La inteligencia artificial está dando un giro radical. Ya no se trata solo de crear máquinas que respondan preguntas o generen texto, sino de desarrollar sistemas capaces de reescribir su propio código, una revolución que podría acelerar exponencialmente su evolución – y generar serias interrogantes éticas.

El código que se crea a sí mismo

El código que se crea a sí mismo

Según el experto en IA, Andrew Ng, la comunidad tecnológica ha adoptado una nueva estrategia: la auto-recursividad. La empresa Anthropic ha puesto de manifiesto esta tendencia con su modelo Claude, donde ya el 80% del código informático se genera de forma autónoma por la propia IA. Esta no es una simple herramienta de asistencia, sino un agente capaz de modificar, corregir y mejorar su arquitectura sin intervención humana.

OpenAI, liderada por Sam Altman, también está explorando este camino. Altman confirma que sus modelos de lenguaje generan porcentajes similares de código interno, llegando incluso a la capacidad de abrir la consola de comandos, verificar la funcionalidad en tiempo real y realizar cambios por sí mismos. Una capacidad que, según él, podría llevar a “el fin del mundo… mientras tanto, surgirán grandes empresas”.

Pero este avance no es una simple optimización. El concepto, originalmente planteado en 1965 por el matemático I. J. Good, de una “explosión de inteligencia” – un bucle de mejora continua donde la IA supera a sus creadores – se está volviendo tangible. Demis Hassabis, CEO de Google DeepMind, estima que la AGI podría alcanzarse alrededor de 2030, incluso sugiriendo una posibilidad de 2029.
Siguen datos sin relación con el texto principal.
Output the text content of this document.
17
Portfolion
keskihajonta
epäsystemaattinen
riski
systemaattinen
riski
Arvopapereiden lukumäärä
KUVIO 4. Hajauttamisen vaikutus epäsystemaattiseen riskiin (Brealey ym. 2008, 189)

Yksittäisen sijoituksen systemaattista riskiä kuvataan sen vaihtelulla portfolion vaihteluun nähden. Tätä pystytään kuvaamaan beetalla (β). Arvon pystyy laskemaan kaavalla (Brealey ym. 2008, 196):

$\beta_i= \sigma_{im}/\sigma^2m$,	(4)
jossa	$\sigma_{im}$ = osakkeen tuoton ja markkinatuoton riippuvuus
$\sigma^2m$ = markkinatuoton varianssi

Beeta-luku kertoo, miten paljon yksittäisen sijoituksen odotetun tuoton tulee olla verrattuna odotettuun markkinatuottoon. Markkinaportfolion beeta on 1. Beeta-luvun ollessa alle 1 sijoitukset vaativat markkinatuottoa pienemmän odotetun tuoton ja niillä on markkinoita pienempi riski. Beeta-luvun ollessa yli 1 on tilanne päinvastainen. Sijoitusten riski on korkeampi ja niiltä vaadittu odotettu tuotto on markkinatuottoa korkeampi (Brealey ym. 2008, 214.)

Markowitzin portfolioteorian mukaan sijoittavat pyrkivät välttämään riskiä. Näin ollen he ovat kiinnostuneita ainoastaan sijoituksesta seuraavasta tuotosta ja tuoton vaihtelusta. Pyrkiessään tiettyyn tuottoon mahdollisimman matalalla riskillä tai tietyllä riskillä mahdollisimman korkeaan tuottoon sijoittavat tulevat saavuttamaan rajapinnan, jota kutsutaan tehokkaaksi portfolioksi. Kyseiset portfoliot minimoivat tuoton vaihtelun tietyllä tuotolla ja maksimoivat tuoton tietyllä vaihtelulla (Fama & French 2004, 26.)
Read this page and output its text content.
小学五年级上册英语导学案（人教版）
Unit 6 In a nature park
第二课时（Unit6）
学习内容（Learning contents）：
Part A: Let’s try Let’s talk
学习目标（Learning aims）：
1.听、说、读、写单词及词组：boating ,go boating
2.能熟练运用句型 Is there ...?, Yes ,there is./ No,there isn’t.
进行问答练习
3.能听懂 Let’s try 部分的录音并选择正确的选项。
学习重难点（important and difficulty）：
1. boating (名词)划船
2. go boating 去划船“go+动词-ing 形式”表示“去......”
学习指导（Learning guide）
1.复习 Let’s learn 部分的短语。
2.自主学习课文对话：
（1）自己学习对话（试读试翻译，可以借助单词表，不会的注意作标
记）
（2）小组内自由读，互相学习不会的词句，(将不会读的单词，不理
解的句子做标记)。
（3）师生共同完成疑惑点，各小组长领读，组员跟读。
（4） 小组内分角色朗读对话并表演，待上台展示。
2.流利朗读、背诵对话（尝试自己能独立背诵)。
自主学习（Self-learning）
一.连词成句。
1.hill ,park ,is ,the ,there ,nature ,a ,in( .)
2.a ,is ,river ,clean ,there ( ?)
La verdad es que, a pesar de los anuncios, la realidad actual se sitúa mucho más lejos. Los modelos de lenguaje pueden crear pequeños bucles de retroalimentación – una IA escribe un código, otra lo prueba, una tercera lo corrige – pero la capacidad de una IA para diseñar y construir una IA completamente nueva y autónoma sigue siendo una aspiración lejana.

La presión por demostrar avances tangibles es palpable. Las compañías dedicadas a la IA necesitan convencer a los inversores de que están a la vanguardia de la Tecnología, pero la realidad es que, en gran medida, se trata de marketing. Los recursos computacionales y energéticos necesarios para una mejora genuina y sin límites son astronómicos – y actualmente inalcanzables.

En definitiva, si bien el progreso es innegable, es crucial mantener una perspectiva crítica. La IA no se está reprogramando a sí misma de forma autónoma en el sentido estricto de la palabra. Actúa como un asistente formidable, pero el salto hacia un sistema que decida de manera independiente cómo crear una IA nueva es un desafío monumental.